Japanese food: “Fugu(blowfish)” dishes
この投稿は 日本語 でもお読みいただけます
Although fugu(blowfish) is highly poisonous, there is a culture of removing poison and eating fugu in Japan. You need a specialist license for removing the poisonous elements of “Fugu”, and “Fugu” with poison removed are provided at restaurants.
Typically, if we say “Fugu”, we have the strong image of “Torafugu”, which is provided at high-class restaurants, and this is often considered a luxury ingredient. However, recently, processed items with poison removed that can be cooked at home and non-poisonous blowfish, such as “Sabafugu”, can be bought and tasted more casually. On this occasion, I would like to introduce you to “Fugu” dishes.
What is “Fugu”?
“Fugu” has several names, depending on the region. In the past, it was called ”Fuku”. Even today, in Shimonoseki and Kita-Kyushu, it is still called “Fuku”, as the word “Fuku” has the meaning of good fortune. Other origins of this are said to be meanings related to the appearance when the blowfish gets angry or the blowing water when searching for food.
How to eat “Fugu”
“Fugu sashi” (sashimi)
This refers to sliced fugu. In Kansai, this is also called “Tessa”. You can enjoy its light and delicate flavors and crunchy texture. “Fugu” meat is fibrous and elastic and is difficult to bite off, so it is typically sliced with a knife so thinly that you can see through it to the pattern on the plate. “Fugu sashi” is presented in a beautiful way, like cranes and chrysanthemums, so you can enjoy looking at it. Sometimes “Fugu” skin that has been slightly boiled, cooled with iced water, and then sliced, is added to “Fugu sashi”. When eating, use condiments and dip “Ponzu” sauce to taste.
“Fugu nabe” (pot) / “Fugu Zosui” (porridge)
This a kind of pot dish in which the “Fugu” meat and vegetables are boiled in “kombu” seaweed soup stock. In Kansai, this is also called “Tecchiri”. When eating, use condiments and dip “Ponzu” sauce to taste. When you have finished eating, you can put rice in the remaining soup to make a kind of “porridge”, and enjoy it to the final drop.
This is deep-fried “Fugu” meat. This is one of the simpler “Fugu” dishes and is something easy to challenge at home. To avoid losing the light and delicate flavors of the “Fugu”, it is recommended that you season lightly. You can squeeze lemon or “kabosu”, or sprinkle salt over this.

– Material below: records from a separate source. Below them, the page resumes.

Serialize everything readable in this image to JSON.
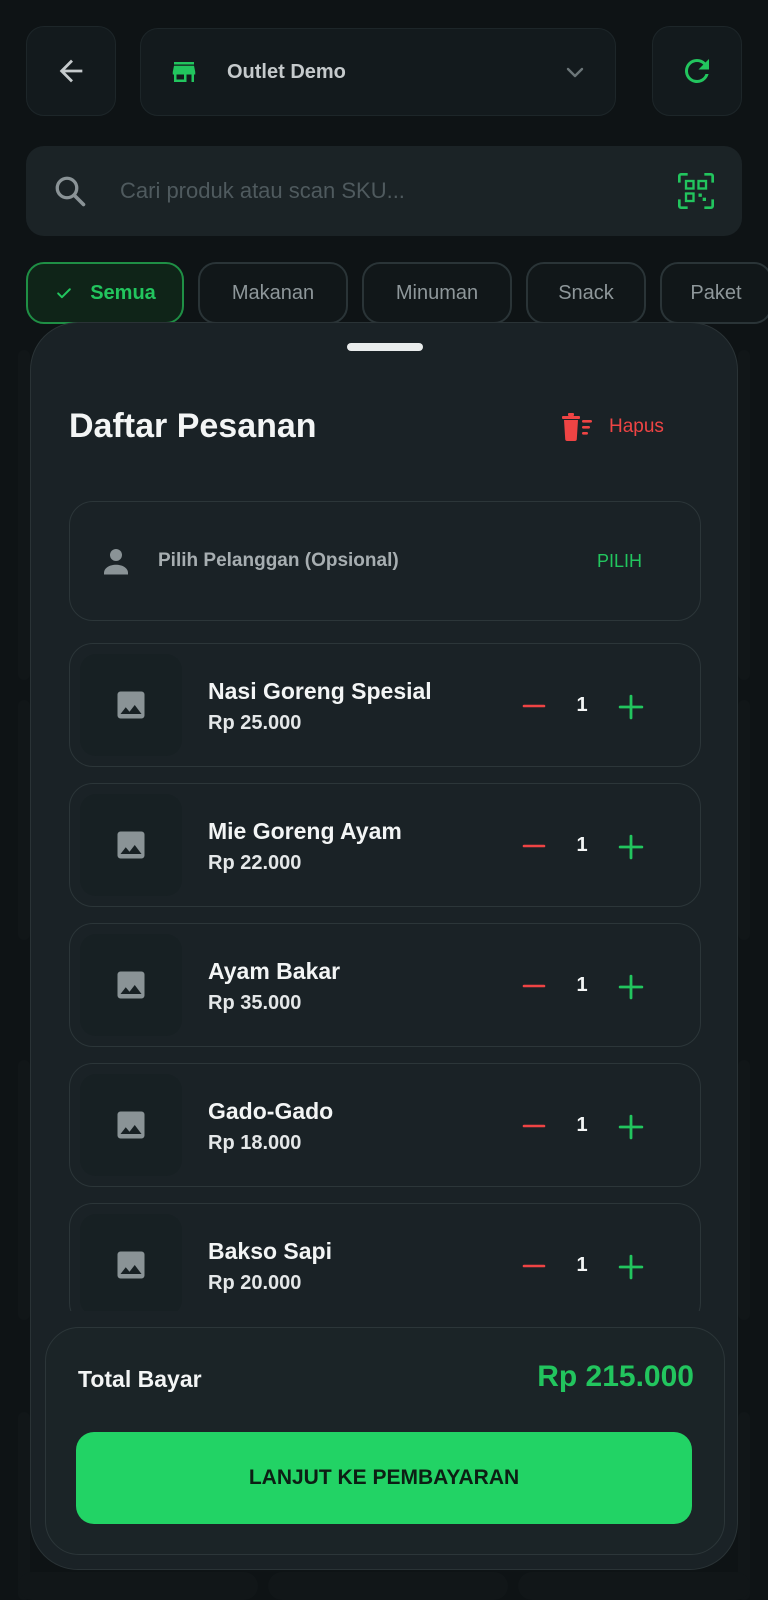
{
  "header": {
    "outlet_name": "Outlet Demo"
  },
  "search": {
    "placeholder": "Cari produk atau scan SKU..."
  },
  "categories": [
    {
      "label": "Semua",
      "active": true
    },
    {
      "label": "Makanan",
      "active": false
    },
    {
      "label": "Minuman",
      "active": false
    },
    {
      "label": "Snack",
      "active": false
    },
    {
      "label": "Paket",
      "active": false
    }
  ],
  "cart": {
    "title": "Daftar Pesanan",
    "clear_label": "Hapus",
    "customer_label": "Pilih Pelanggan (Opsional)",
    "customer_action": "PILIH",
    "items": [
      {
        "name": "Nasi Goreng Spesial",
        "price": "Rp 25.000",
        "qty": "1"
      },
      {
        "name": "Mie Goreng Ayam",
        "price": "Rp 22.000",
        "qty": "1"
      },
      {
        "name": "Ayam Bakar",
        "price": "Rp 35.000",
        "qty": "1"
      },
      {
        "name": "Gado-Gado",
        "price": "Rp 18.000",
        "qty": "1"
      },
      {
        "name": "Bakso Sapi",
        "price": "Rp 20.000",
        "qty": "1"
      }
    ],
    "total_label": "Total Bayar",
    "total_value": "Rp 215.000",
    "pay_button": "LANJUT KE PEMBAYARAN"
  },
  "colors": {
    "accent": "#22c55e",
    "danger": "#ef4444",
    "background": "#0e1315",
    "sheet": "#1a2226"
  },
  "icons": [
    "back-arrow-icon",
    "store-icon",
    "chevron-down-icon",
    "refresh-icon",
    "search-icon",
    "qr-scan-icon",
    "check-icon",
    "trash-icon",
    "person-icon",
    "image-placeholder-icon",
    "minus-icon",
    "plus-icon"
  ]
}
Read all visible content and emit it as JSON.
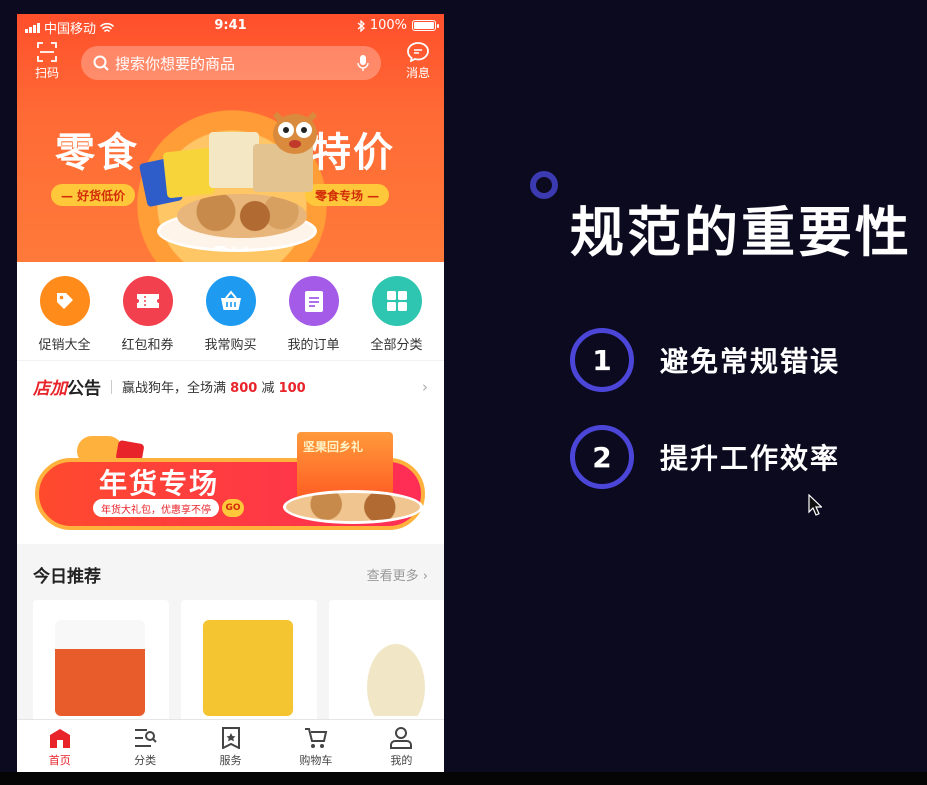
{
  "status_bar": {
    "carrier": "中国移动",
    "time": "9:41",
    "battery": "100%"
  },
  "header": {
    "scan_label": "扫码",
    "search_placeholder": "搜索你想要的商品",
    "message_label": "消息"
  },
  "banner": {
    "left_word": "零食",
    "right_word": "特价",
    "pill_left": "— 好货低价",
    "pill_right": "零食专场 —",
    "slide_count": 3,
    "active_slide": 1
  },
  "categories": [
    {
      "label": "促销大全",
      "color": "#ff8c1a",
      "icon": "tag-icon"
    },
    {
      "label": "红包和券",
      "color": "#f2404e",
      "icon": "ticket-icon"
    },
    {
      "label": "我常购买",
      "color": "#1e9bf0",
      "icon": "basket-icon"
    },
    {
      "label": "我的订单",
      "color": "#a35be8",
      "icon": "order-icon"
    },
    {
      "label": "全部分类",
      "color": "#2ec6b0",
      "icon": "grid-icon"
    }
  ],
  "notice": {
    "brand_red": "店加",
    "brand_dark": "公告",
    "text_prefix": "赢战狗年，全场满",
    "amount1": "800",
    "text_mid": "减",
    "amount2": "100"
  },
  "promo": {
    "title": "年货专场",
    "subtitle": "年货大礼包，优惠享不停",
    "go": "GO",
    "gift_text": "坚果回乡礼"
  },
  "recommend": {
    "title": "今日推荐",
    "more": "查看更多"
  },
  "products": [
    {
      "color": "#e85b2a"
    },
    {
      "color": "#f4c531"
    },
    {
      "color": "#f1e6c6"
    }
  ],
  "tabs": [
    {
      "label": "首页",
      "icon": "home-icon",
      "active": true
    },
    {
      "label": "分类",
      "icon": "category-icon",
      "active": false
    },
    {
      "label": "服务",
      "icon": "service-icon",
      "active": false
    },
    {
      "label": "购物车",
      "icon": "cart-icon",
      "active": false
    },
    {
      "label": "我的",
      "icon": "profile-icon",
      "active": false
    }
  ],
  "slide": {
    "title": "规范的重要性",
    "points": [
      {
        "num": "1",
        "text": "避免常规错误"
      },
      {
        "num": "2",
        "text": "提升工作效率"
      }
    ],
    "accent": "#4b46d8"
  }
}
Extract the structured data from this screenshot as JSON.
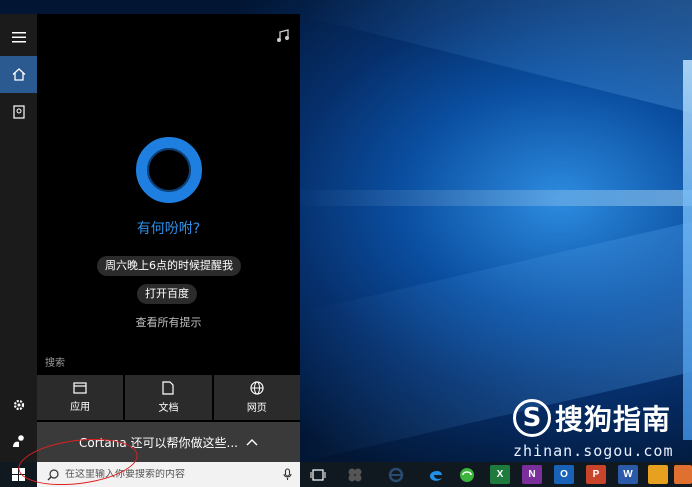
{
  "cortana": {
    "greeting": "有何吩咐?",
    "suggestions": [
      "周六晚上6点的时候提醒我",
      "打开百度"
    ],
    "see_all": "查看所有提示",
    "search_heading": "搜索",
    "tiles": [
      {
        "label": "应用",
        "icon": "app-window-icon"
      },
      {
        "label": "文档",
        "icon": "document-icon"
      },
      {
        "label": "网页",
        "icon": "globe-icon"
      }
    ],
    "expander_label": "Cortana 还可以帮你做这些..."
  },
  "taskbar": {
    "search_placeholder": "在这里输入你要搜索的内容",
    "pinned": [
      {
        "name": "task-view-icon"
      },
      {
        "name": "sogou-pinyin-icon"
      },
      {
        "name": "ie-icon"
      },
      {
        "name": "edge-icon"
      },
      {
        "name": "360-browser-icon"
      },
      {
        "name": "excel-icon",
        "letter": "X"
      },
      {
        "name": "onenote-icon",
        "letter": "N"
      },
      {
        "name": "outlook-icon",
        "letter": "O"
      },
      {
        "name": "powerpoint-icon",
        "letter": "P"
      },
      {
        "name": "word-icon",
        "letter": "W"
      },
      {
        "name": "app-icon"
      },
      {
        "name": "app-icon-2"
      }
    ]
  },
  "watermark": {
    "logo_letter": "S",
    "text": "搜狗指南",
    "url": "zhinan.sogou.com"
  },
  "colors": {
    "accent": "#1e7fe0",
    "greeting": "#2d8fe8",
    "active_rail": "#2a5a8f"
  }
}
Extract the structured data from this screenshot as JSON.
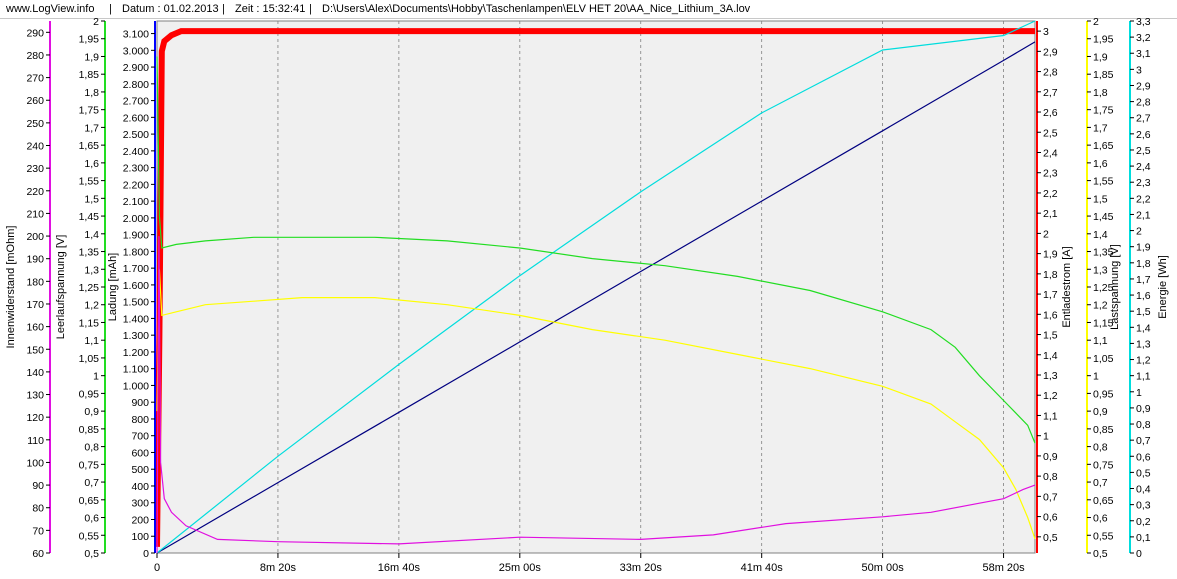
{
  "header": {
    "site": "www.LogView.info",
    "sep": "|",
    "date_label": "Datum : 01.02.2013",
    "time_label": "Zeit : 15:32:41",
    "path": "D:\\Users\\Alex\\Documents\\Hobby\\Taschenlampen\\ELV HET 20\\AA_Nice_Lithium_3A.lov"
  },
  "colors": {
    "innenwiderstand": "#e010e0",
    "leerlaufspannung": "#22dd22",
    "ladung": "#000080",
    "entladestrom": "#ff0000",
    "lastspannung": "#ffff00",
    "energie": "#00dddd",
    "plot_bg": "#f0f0f0",
    "grid": "#808080"
  },
  "chart_data": {
    "type": "line",
    "x_unit": "s",
    "x_ticks": [
      "0",
      "8m 20s",
      "16m 40s",
      "25m 00s",
      "33m 20s",
      "41m 40s",
      "50m 00s",
      "58m 20s"
    ],
    "x_tick_values": [
      0,
      500,
      1000,
      1500,
      2000,
      2500,
      3000,
      3500
    ],
    "x_range": [
      0,
      3630
    ],
    "grid": "vertical dashed",
    "axes": {
      "innenwiderstand": {
        "label": "Innenwiderstand [mOhm]",
        "side": "left",
        "range": [
          60,
          295
        ],
        "ticks": [
          "290",
          "280",
          "270",
          "260",
          "250",
          "240",
          "230",
          "220",
          "210",
          "200",
          "190",
          "180",
          "170",
          "160",
          "150",
          "140",
          "130",
          "120",
          "110",
          "100",
          "90",
          "80",
          "70",
          "60"
        ]
      },
      "leerlaufspannung": {
        "label": "Leerlaufspannung [V]",
        "side": "left",
        "range": [
          0.5,
          2.0
        ],
        "ticks": [
          "2",
          "1,95",
          "1,9",
          "1,85",
          "1,8",
          "1,75",
          "1,7",
          "1,65",
          "1,6",
          "1,55",
          "1,5",
          "1,45",
          "1,4",
          "1,35",
          "1,3",
          "1,25",
          "1,2",
          "1,15",
          "1,1",
          "1,05",
          "1",
          "0,95",
          "0,9",
          "0,85",
          "0,8",
          "0,75",
          "0,7",
          "0,65",
          "0,6",
          "0,55",
          "0,5"
        ]
      },
      "ladung": {
        "label": "Ladung [mAh]",
        "side": "left",
        "range": [
          0,
          3175
        ],
        "ticks": [
          "3.100",
          "3.000",
          "2.900",
          "2.800",
          "2.700",
          "2.600",
          "2.500",
          "2.400",
          "2.300",
          "2.200",
          "2.100",
          "2.000",
          "1.900",
          "1.800",
          "1.700",
          "1.600",
          "1.500",
          "1.400",
          "1.300",
          "1.200",
          "1.100",
          "1.000",
          "900",
          "800",
          "700",
          "600",
          "500",
          "400",
          "300",
          "200",
          "100",
          "0"
        ]
      },
      "entladestrom": {
        "label": "Entladestrom [A]",
        "side": "right",
        "range": [
          0.42,
          3.05
        ],
        "ticks": [
          "3",
          "2,9",
          "2,8",
          "2,7",
          "2,6",
          "2,5",
          "2,4",
          "2,3",
          "2,2",
          "2,1",
          "2",
          "1,9",
          "1,8",
          "1,7",
          "1,6",
          "1,5",
          "1,4",
          "1,3",
          "1,2",
          "1,1",
          "1",
          "0,9",
          "0,8",
          "0,7",
          "0,6",
          "0,5"
        ]
      },
      "lastspannung": {
        "label": "Lastspannung [V]",
        "side": "right",
        "range": [
          0.5,
          2.0
        ],
        "ticks": [
          "2",
          "1,95",
          "1,9",
          "1,85",
          "1,8",
          "1,75",
          "1,7",
          "1,65",
          "1,6",
          "1,55",
          "1,5",
          "1,45",
          "1,4",
          "1,35",
          "1,3",
          "1,25",
          "1,2",
          "1,15",
          "1,1",
          "1,05",
          "1",
          "0,95",
          "0,9",
          "0,85",
          "0,8",
          "0,75",
          "0,7",
          "0,65",
          "0,6",
          "0,55",
          "0,5"
        ]
      },
      "energie": {
        "label": "Energie [Wh]",
        "side": "right",
        "range": [
          0,
          3.3
        ],
        "ticks": [
          "3,3",
          "3,2",
          "3,1",
          "3",
          "2,9",
          "2,8",
          "2,7",
          "2,6",
          "2,5",
          "2,4",
          "2,3",
          "2,2",
          "2,1",
          "2",
          "1,9",
          "1,8",
          "1,7",
          "1,6",
          "1,5",
          "1,4",
          "1,3",
          "1,2",
          "1,1",
          "1",
          "0,9",
          "0,8",
          "0,7",
          "0,6",
          "0,5",
          "0,4",
          "0,3",
          "0,2",
          "0,1",
          "0"
        ]
      }
    },
    "series": [
      {
        "axis": "entladestrom",
        "x": [
          0,
          10,
          20,
          30,
          60,
          100,
          3630
        ],
        "y": [
          0.45,
          1.5,
          2.9,
          2.95,
          2.98,
          3.0,
          3.0
        ]
      },
      {
        "axis": "ladung",
        "x": [
          0,
          500,
          1000,
          1500,
          2000,
          2500,
          3000,
          3500,
          3630
        ],
        "y": [
          0,
          420,
          840,
          1260,
          1680,
          2100,
          2520,
          2940,
          3050
        ]
      },
      {
        "axis": "energie",
        "x": [
          0,
          500,
          1000,
          1500,
          2000,
          2500,
          3000,
          3500,
          3630
        ],
        "y": [
          0,
          0.6,
          1.17,
          1.72,
          2.24,
          2.73,
          3.12,
          3.21,
          3.3
        ]
      },
      {
        "axis": "leerlaufspannung",
        "x": [
          0,
          10,
          20,
          80,
          200,
          400,
          600,
          900,
          1200,
          1500,
          1800,
          2100,
          2400,
          2700,
          3000,
          3200,
          3300,
          3400,
          3500,
          3600,
          3630
        ],
        "y": [
          1.9,
          1.45,
          1.36,
          1.37,
          1.38,
          1.39,
          1.39,
          1.39,
          1.38,
          1.36,
          1.33,
          1.31,
          1.28,
          1.24,
          1.18,
          1.13,
          1.08,
          1.0,
          0.93,
          0.86,
          0.81
        ]
      },
      {
        "axis": "lastspannung",
        "x": [
          0,
          10,
          20,
          80,
          200,
          400,
          600,
          900,
          1200,
          1500,
          1800,
          2100,
          2400,
          2700,
          3000,
          3200,
          3300,
          3400,
          3500,
          3550,
          3600,
          3630
        ],
        "y": [
          0.9,
          1.3,
          1.17,
          1.18,
          1.2,
          1.21,
          1.22,
          1.22,
          1.2,
          1.17,
          1.13,
          1.1,
          1.06,
          1.02,
          0.97,
          0.92,
          0.87,
          0.82,
          0.74,
          0.68,
          0.6,
          0.54
        ]
      },
      {
        "axis": "innenwiderstand",
        "x": [
          0,
          8,
          15,
          30,
          60,
          120,
          250,
          500,
          1000,
          1500,
          2000,
          2300,
          2600,
          3000,
          3200,
          3400,
          3500,
          3580,
          3630
        ],
        "y": [
          60,
          200,
          100,
          84,
          78,
          72,
          66,
          65,
          64,
          67,
          66,
          68,
          73,
          76,
          78,
          82,
          84,
          88,
          90
        ]
      }
    ]
  }
}
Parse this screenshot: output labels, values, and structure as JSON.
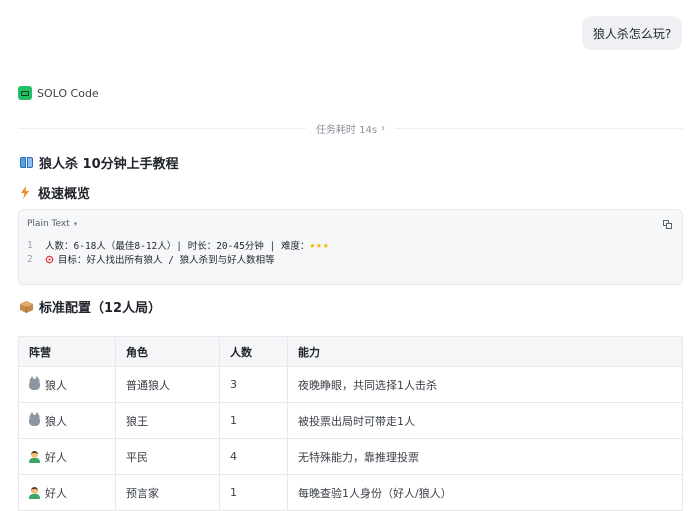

This is the testes of the “Fugu”. This is a high-class ingredient and is grilled with salt or made into tempura. If you grilled slowly with some distance above fire, surface becomes fragrant in a beautiful brown, and inside it feels like rich milk. If you carefully strain it and mix with Japanese sake, you get a thick mellow taste.
Hire sake (Sake with “Fugu” fin)
This is “Atsukan” (hot sake) flavored with dried and grilled “Fugu” fins. Grill the fins thoroughly on a low heat and make the sake a bit hotter. If you do not do this properly, it will smelles fishy. If you heat it a little before drinking, it will become very mellow. (Drink after the fire goes out.)
Time when “Fugu” was banned
It is said that Japanese began to eat “Fugu” from the Jomon age. However, due to the lack of knowledge of poison, there was a spate of dying. This resulted in the publication of prohibition on eating fugu by Toyotomi Hideyoshi. It is said that the samurai faced a severe punishment if caught. However, even while it was prohibited, the lower classes continued to eat it in private. In Osaka, “Fugu sashi” is called “Tessa (Teppo sashimi)”, and the “Fugu nabe” pot is called “Tecchiri (Teppo chirinabe)”, and the origin of this is the secret word using during this time. “Teppo”, meaning bullet, was used to mean something that rarely strikes, but causes death when it does. In cookery books from the Edo age, when dietary culture flourished, there are descriptions of how to remove the toxins and what condiments to use with it. In the 21st year of Meiji (1888), Hirobumi Ito lifted the ban on eating “Fugu”. And “Shunpanro” in Shimonoseki, Yamaguchi Prefecture, became the first restaurant to provide “Fugu” dishes under license., following which “Fugu” spread as food culture throughout the country.
Fugu specialist license
Currently, in Japan, only 22 types of “Fugu” are allowed for food use. However, as the parts that you can eat differ depending on the “Fugu”, it is necessary to understand the type of “Fugu” and place where the poison is precisely and remove it. That is why it is necessary to be licensed as a “Fugu” expert.
If you want to prepare it at home, buy processed food from which a qualified merchant has already removed the toxic area.